Ihab al-Ashkar was and still is a man in pursuit of peace. He used to tell me with the utmost confidence, “Hamas doesn’t launch these attacks for the sole purpose of hurting you. The main reason they do it is to hurt us.” This infuriated me. “Israeli civilians were murdered, and you people in Fatah let them kill the only chance we had with your own hands.”

And Hamas succeeded, too. In 2006, it won the elections in the Palestinian Authority, the very entity created on the basis of an agreement that Hamas fought so hard to destroy. Ismail Haniyeh became the first Hamas prime minister. The movement promised its voters “change and reform,” and the electorate believed it and hoped for it. Or at least they hope that was what they would get. When a situation is as bad as it was, every pledge seems logical, every promise seems possible to the soul-searching for a modicum of hope, even if common sense screams that it is a false promise. But even if there was the slightest chance of improving the situation, that disintegrated with the abduction of an Israeli soldier, Gilad Shalit, by Hamas, less than half a year after the elections of June 2006. The monster had risen against its makers. Armed Hamas militants destroyed any chance that the movement had to improve the lot of the Palestinians.

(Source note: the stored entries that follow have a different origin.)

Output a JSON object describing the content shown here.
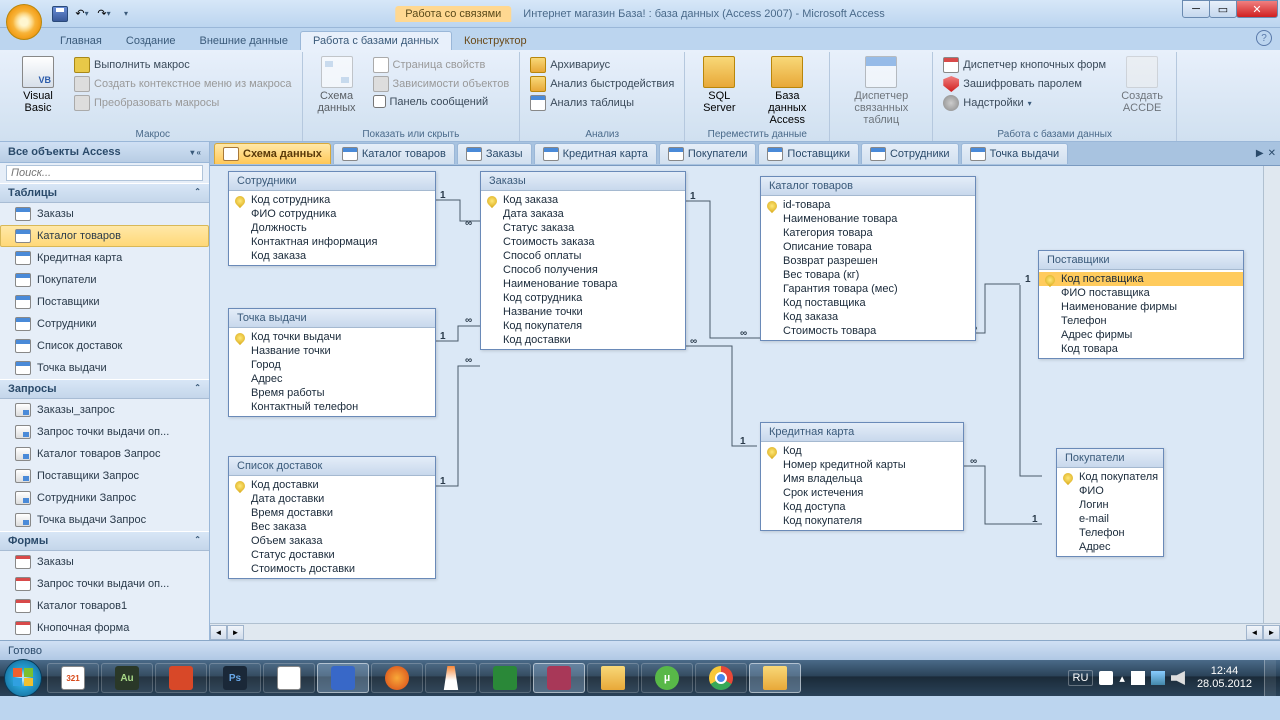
{
  "title": {
    "contextual": "Работа со связями",
    "app": "Интернет магазин База! : база данных (Access 2007) - Microsoft Access"
  },
  "tabs": {
    "home": "Главная",
    "create": "Создание",
    "external": "Внешние данные",
    "dbtools": "Работа с базами данных",
    "constructor": "Конструктор"
  },
  "ribbon": {
    "g_macro": "Макрос",
    "g_show": "Показать или скрыть",
    "g_analyze": "Анализ",
    "g_move": "Переместить данные",
    "g_dbt": "Работа с базами данных",
    "vb": "Visual Basic",
    "run_macro": "Выполнить макрос",
    "ctx_macro": "Создать контекстное меню из макроса",
    "conv_macro": "Преобразовать макросы",
    "schema": "Схема данных",
    "prop_page": "Страница свойств",
    "deps": "Зависимости объектов",
    "msgbar": "Панель сообщений",
    "archiv": "Архивариус",
    "perf": "Анализ быстродействия",
    "analtbl": "Анализ таблицы",
    "sql": "SQL Server",
    "accdb": "База данных Access",
    "linked": "Диспетчер связанных таблиц",
    "switchmgr": "Диспетчер кнопочных форм",
    "encrypt": "Зашифровать паролем",
    "addins": "Надстройки",
    "accde": "Создать ACCDE"
  },
  "doc_tabs": [
    "Схема данных",
    "Каталог товаров",
    "Заказы",
    "Кредитная карта",
    "Покупатели",
    "Поставщики",
    "Сотрудники",
    "Точка выдачи"
  ],
  "nav": {
    "header": "Все объекты Access",
    "g_tables": "Таблицы",
    "g_queries": "Запросы",
    "g_forms": "Формы",
    "tables": [
      "Заказы",
      "Каталог товаров",
      "Кредитная карта",
      "Покупатели",
      "Поставщики",
      "Сотрудники",
      "Список доставок",
      "Точка выдачи"
    ],
    "queries": [
      "Заказы_запрос",
      "Запрос точки выдачи оп...",
      "Каталог товаров Запрос",
      "Поставщики Запрос",
      "Сотрудники Запрос",
      "Точка выдачи Запрос"
    ],
    "forms": [
      "Заказы",
      "Запрос точки выдачи оп...",
      "Каталог товаров1",
      "Кнопочная форма"
    ]
  },
  "entities": {
    "employees": {
      "title": "Сотрудники",
      "fields": [
        "Код сотрудника",
        "ФИО сотрудника",
        "Должность",
        "Контактная информация",
        "Код заказа"
      ],
      "pk": [
        0
      ]
    },
    "pickup": {
      "title": "Точка выдачи",
      "fields": [
        "Код точки выдачи",
        "Название точки",
        "Город",
        "Адрес",
        "Время работы",
        "Контактный телефон"
      ],
      "pk": [
        0
      ]
    },
    "delivery": {
      "title": "Список доставок",
      "fields": [
        "Код доставки",
        "Дата доставки",
        "Время доставки",
        "Вес заказа",
        "Объем заказа",
        "Статус доставки",
        "Стоимость доставки"
      ],
      "pk": [
        0
      ]
    },
    "orders": {
      "title": "Заказы",
      "fields": [
        "Код заказа",
        "Дата заказа",
        "Статус заказа",
        "Стоимость заказа",
        "Способ оплаты",
        "Способ получения",
        "Наименование товара",
        "Код сотрудника",
        "Название точки",
        "Код покупателя",
        "Код доставки"
      ],
      "pk": [
        0
      ]
    },
    "catalog": {
      "title": "Каталог товаров",
      "fields": [
        "id-товара",
        "Наименование товара",
        "Категория товара",
        "Описание товара",
        "Возврат разрешен",
        "Вес товара (кг)",
        "Гарантия товара (мес)",
        "Код поставщика",
        "Код заказа",
        "Стоимость товара"
      ],
      "pk": [
        0
      ]
    },
    "card": {
      "title": "Кредитная карта",
      "fields": [
        "Код",
        "Номер кредитной карты",
        "Имя владельца",
        "Срок истечения",
        "Код доступа",
        "Код покупателя"
      ],
      "pk": [
        0
      ]
    },
    "suppliers": {
      "title": "Поставщики",
      "fields": [
        "Код поставщика",
        "ФИО поставщика",
        "Наименование фирмы",
        "Телефон",
        "Адрес фирмы",
        "Код товара"
      ],
      "pk": [
        0
      ]
    },
    "customers": {
      "title": "Покупатели",
      "fields": [
        "Код покупателя",
        "ФИО",
        "Логин",
        "e-mail",
        "Телефон",
        "Адрес"
      ],
      "pk": [
        0
      ]
    }
  },
  "status": "Готово",
  "tray": {
    "lang": "RU",
    "time": "12:44",
    "date": "28.05.2012"
  }
}
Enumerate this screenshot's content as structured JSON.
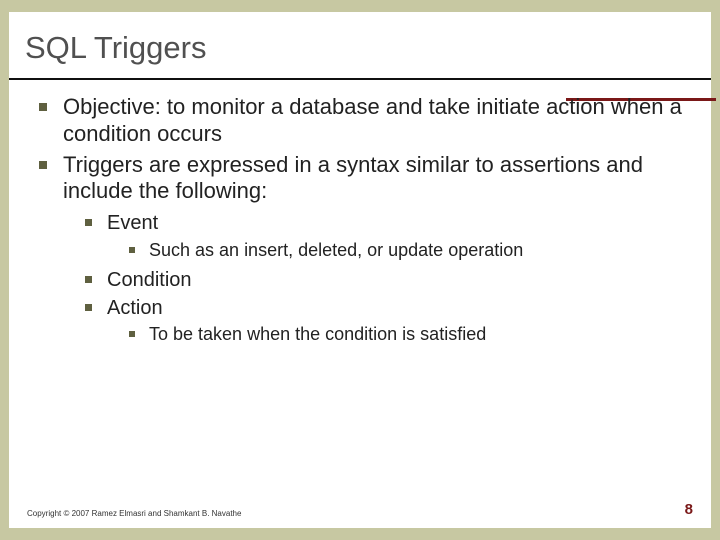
{
  "title": "SQL Triggers",
  "bullets": {
    "b1": "Objective: to monitor a database and take initiate action when a condition occurs",
    "b2": "Triggers are expressed in a syntax similar to assertions and include the following:",
    "sub": {
      "event": "Event",
      "event_detail": "Such as an insert, deleted, or update operation",
      "condition": "Condition",
      "action": "Action",
      "action_detail": "To be taken when the condition is satisfied"
    }
  },
  "footer": {
    "copyright": "Copyright © 2007 Ramez Elmasri and Shamkant B. Navathe",
    "page": "8"
  }
}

The organization’s armed militants were also responsible for the military coup in Gaza on June 14, 2007. By then, they no longer needed to attack Israelis to wreak their revenge on Fatah and its supporters. They shot them in the back and in the kneecaps instead, and threw them off the roofs of the city’s tallest buildings. With that, they seized control of the Gaza Strip and assumed responsibility for the 1.5 million people who lived there. Hamas insisted on using force in its attempt to prove that it was capable of sustaining Gaza, but its actions actually brought disaster on Gaza residents instead. Seven years have passed since then, and we have seen blood, we have seen sweat and we have seen plenty of tears. It has been seven years of hatred, violence and privation. For seven years, the people of Gaza have lived without hope for a brighter future.

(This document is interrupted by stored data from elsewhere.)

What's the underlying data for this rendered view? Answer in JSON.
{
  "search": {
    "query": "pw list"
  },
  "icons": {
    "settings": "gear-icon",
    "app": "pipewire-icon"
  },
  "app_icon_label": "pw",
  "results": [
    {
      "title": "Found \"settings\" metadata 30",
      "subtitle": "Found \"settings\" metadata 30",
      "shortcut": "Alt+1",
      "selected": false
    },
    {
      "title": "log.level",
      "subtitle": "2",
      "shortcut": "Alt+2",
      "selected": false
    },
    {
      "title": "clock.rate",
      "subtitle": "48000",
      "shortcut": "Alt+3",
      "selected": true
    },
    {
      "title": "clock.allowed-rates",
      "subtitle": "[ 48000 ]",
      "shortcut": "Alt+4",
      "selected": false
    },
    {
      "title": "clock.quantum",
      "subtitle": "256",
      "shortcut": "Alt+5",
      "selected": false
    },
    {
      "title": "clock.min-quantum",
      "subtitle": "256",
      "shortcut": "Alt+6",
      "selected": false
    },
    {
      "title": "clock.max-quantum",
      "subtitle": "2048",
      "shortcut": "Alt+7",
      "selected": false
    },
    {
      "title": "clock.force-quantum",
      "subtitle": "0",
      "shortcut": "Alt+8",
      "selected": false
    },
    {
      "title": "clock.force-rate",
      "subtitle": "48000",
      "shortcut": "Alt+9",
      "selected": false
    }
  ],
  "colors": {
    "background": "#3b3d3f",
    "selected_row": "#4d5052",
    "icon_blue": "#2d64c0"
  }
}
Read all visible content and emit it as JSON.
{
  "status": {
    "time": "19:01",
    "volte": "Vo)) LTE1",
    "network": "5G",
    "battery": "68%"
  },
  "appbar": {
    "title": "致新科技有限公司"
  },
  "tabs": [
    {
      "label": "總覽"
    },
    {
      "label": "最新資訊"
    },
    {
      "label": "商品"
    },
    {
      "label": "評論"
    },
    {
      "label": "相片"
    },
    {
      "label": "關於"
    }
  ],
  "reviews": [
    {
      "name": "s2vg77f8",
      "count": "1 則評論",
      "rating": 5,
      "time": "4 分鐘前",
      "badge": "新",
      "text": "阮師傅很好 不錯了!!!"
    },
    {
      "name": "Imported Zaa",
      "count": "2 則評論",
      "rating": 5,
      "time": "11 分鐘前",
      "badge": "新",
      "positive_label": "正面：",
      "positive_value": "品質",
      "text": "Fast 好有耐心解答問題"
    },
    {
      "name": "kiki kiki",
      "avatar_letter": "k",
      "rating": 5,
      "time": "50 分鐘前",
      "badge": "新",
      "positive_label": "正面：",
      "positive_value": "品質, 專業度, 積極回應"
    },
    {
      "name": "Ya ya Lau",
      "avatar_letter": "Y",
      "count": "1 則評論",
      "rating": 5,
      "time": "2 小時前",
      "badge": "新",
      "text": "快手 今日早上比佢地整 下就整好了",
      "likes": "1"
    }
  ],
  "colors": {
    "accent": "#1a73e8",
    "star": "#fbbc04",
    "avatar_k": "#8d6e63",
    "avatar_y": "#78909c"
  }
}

The proper response to anyone who claims that Hamas fought Israel throughout all these years just to get the siege of Gaza lifted is: It brought this siege on its own people, on the day that it launched its violent coup.

Bassem Eid of East Jerusalem is a researcher for the B’Tselem human rights organization, who has spent the past 26 years toiling staunchly on behalf of the organization. In an anguished note to his people this week, he wrote, “Hamas has never been interested in liberating the Palestinian people from occupation.” But then he added, “And Israel will never be able to destroy the Hamas infrastructure. Only we, the Palestinian people, can dismantle it.” Only then can we go back to talking about peace. Maybe.